The instinct to escape into fantastical worlds is not the problem. The problem lies with the fantasy worlds into which they are escaping. In fact, healthy fantasy worlds may be exactly what boys need right now. C.S. Lewis, author of the acclaimed Chronicles of Narnia, in his essay “On Three Ways of Writing for Children,” argues that adventures in fairyland:
“ ... stirs and troubles him (to his lifelong enrichment) with the dim sense of something beyond his reach and, far from dulling or emptying the actual world, gives it a new dimension of depth. He does not despise real woods because he has read of enchanted woods: the reading makes all real woods a little enchanted.”
It is healthy, perhaps even necessary, for a boy to engage his imagination and encounter the wonders and dangers that await in a good fantasy. These adventures do not suck the color and excitement out of real-world adventures. Rather, they equip him to set out on real adventures and to know how to make the most of them.
Bryan Davis, a bestselling children’s fantasy author, and Mark Hancock recently published an adventure novel for boys titled Flight of the Falcon. The book begins with a boy who is struggling to find his place without a dad. Peculiar things begin to happen, but a man believes in him. Through that connection, he finds a tribe, he finds inspiration, and as he is guided, grounded and appreciated, he comes to understand who he is and whose he is. He is provided an identity and is welcomed into a band of brothers.
The book is aimed at those boys lost in the digital wastelands, longing for something more. It is for a generation of boys hungry for challenge but lost in the virtual worlds of YouTube and video games. For boys struggling for purpose and identity in this complicated world. For the plethora of boys who desperately need a male role model. For the boys searching for a man to step up to guide them, listen to their passions, fuel their dreams, believe in their abilities and from whom they can draw strength to overcome the challenges boys face.
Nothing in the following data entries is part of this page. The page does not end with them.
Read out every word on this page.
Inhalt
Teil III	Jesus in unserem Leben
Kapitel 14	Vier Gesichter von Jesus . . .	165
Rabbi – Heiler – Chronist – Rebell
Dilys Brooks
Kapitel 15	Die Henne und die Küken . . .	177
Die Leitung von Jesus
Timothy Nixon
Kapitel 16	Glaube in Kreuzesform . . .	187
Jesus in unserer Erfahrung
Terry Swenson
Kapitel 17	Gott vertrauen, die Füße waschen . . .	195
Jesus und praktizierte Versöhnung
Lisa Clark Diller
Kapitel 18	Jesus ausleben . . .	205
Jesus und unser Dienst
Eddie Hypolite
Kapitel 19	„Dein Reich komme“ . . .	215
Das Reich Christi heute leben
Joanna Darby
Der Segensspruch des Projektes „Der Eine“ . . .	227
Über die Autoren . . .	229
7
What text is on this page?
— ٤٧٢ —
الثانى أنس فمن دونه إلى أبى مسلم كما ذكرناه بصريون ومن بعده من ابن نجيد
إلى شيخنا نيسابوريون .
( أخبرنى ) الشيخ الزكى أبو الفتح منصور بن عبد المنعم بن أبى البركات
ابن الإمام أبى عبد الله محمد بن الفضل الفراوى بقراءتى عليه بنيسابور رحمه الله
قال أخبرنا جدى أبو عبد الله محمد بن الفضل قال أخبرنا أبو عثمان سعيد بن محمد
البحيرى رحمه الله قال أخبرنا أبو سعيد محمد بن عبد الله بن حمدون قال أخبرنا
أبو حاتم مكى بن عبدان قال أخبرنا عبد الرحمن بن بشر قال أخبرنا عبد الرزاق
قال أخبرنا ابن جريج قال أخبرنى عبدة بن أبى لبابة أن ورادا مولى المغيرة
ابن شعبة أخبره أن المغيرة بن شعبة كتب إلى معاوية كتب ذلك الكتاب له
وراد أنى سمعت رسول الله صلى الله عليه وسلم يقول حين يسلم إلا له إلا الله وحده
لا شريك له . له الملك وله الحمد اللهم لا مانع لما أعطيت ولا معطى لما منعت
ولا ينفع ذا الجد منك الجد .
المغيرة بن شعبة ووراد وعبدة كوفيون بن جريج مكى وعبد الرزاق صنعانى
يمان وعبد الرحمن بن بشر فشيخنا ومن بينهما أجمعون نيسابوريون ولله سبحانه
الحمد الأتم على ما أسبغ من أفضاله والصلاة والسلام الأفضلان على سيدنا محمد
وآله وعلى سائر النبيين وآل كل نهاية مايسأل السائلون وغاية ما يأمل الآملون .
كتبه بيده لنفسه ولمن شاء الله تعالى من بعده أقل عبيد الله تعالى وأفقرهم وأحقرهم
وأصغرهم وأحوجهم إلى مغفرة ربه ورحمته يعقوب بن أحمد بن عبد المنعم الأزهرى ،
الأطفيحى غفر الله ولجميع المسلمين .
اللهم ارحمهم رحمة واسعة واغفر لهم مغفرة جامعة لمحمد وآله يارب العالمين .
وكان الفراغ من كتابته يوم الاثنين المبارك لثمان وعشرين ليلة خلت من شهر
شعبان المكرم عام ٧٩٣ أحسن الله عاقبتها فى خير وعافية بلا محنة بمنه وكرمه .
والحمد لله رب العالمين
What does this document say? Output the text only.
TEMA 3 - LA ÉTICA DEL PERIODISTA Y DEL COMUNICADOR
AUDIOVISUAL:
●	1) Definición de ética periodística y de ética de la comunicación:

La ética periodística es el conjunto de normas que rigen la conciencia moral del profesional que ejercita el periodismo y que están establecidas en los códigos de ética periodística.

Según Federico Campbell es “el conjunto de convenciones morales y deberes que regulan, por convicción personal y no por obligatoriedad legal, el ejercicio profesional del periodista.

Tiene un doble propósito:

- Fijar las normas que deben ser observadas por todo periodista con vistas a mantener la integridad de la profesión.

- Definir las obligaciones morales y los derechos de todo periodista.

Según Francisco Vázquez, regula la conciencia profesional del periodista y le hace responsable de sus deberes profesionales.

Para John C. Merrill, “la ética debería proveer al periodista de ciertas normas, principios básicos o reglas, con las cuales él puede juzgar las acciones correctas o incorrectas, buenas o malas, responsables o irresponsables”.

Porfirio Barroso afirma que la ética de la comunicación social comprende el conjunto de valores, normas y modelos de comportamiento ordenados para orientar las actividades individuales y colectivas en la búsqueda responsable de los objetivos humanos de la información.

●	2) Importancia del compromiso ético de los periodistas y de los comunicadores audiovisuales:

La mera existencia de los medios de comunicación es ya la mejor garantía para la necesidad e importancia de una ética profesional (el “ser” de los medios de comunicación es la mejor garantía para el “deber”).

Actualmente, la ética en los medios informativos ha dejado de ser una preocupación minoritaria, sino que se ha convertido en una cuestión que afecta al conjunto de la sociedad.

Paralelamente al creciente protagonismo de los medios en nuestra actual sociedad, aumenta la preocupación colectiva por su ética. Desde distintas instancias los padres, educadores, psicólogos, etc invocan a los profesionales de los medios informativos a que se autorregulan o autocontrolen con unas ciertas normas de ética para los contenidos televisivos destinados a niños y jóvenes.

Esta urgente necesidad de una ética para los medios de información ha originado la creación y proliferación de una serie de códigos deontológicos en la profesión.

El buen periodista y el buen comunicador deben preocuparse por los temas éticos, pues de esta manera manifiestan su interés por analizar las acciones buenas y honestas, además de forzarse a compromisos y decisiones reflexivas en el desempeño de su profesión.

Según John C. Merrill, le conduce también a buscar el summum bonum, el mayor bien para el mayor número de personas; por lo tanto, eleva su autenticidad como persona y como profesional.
These are the messages boys are looking for. Right now, boys are finding real-world challenges, adventure, brotherhood and meaning in Trail Life USA Troops across the country. Trail Life, whose mission is to “guide generations of courageous young men to honor God, lead with integrity, serve others and experience outdoor adventure” is providing a space in which boys can be boys. In Trail Life Troops, boys find healthy competition, an awards program that challenges them and rewards them for their efforts and stimulating adventures in the outdoors that prove to boys that they can accomplish hard things and have fun doing them.
There’s nothing wrong with your son wanting to spend time in a fantasy world. The fabricated landscapes in which young people find themselves are not always a distraction from the real world. Healthy fantasy only serves to enrich one’s experience of this real world, full of trouble and challenges waiting to be met. What boys need is a fantasy world in which they can explore and be built up into the kind of godly men this world needs.
Matthew Gidney taught English at Covenant College and the University of Tennessee, Chattanooga. He currently serves as the communications and compliance coordinator for Trail Life USA. He lives in Travelers Rest, South Carolina with his wife and 3 children.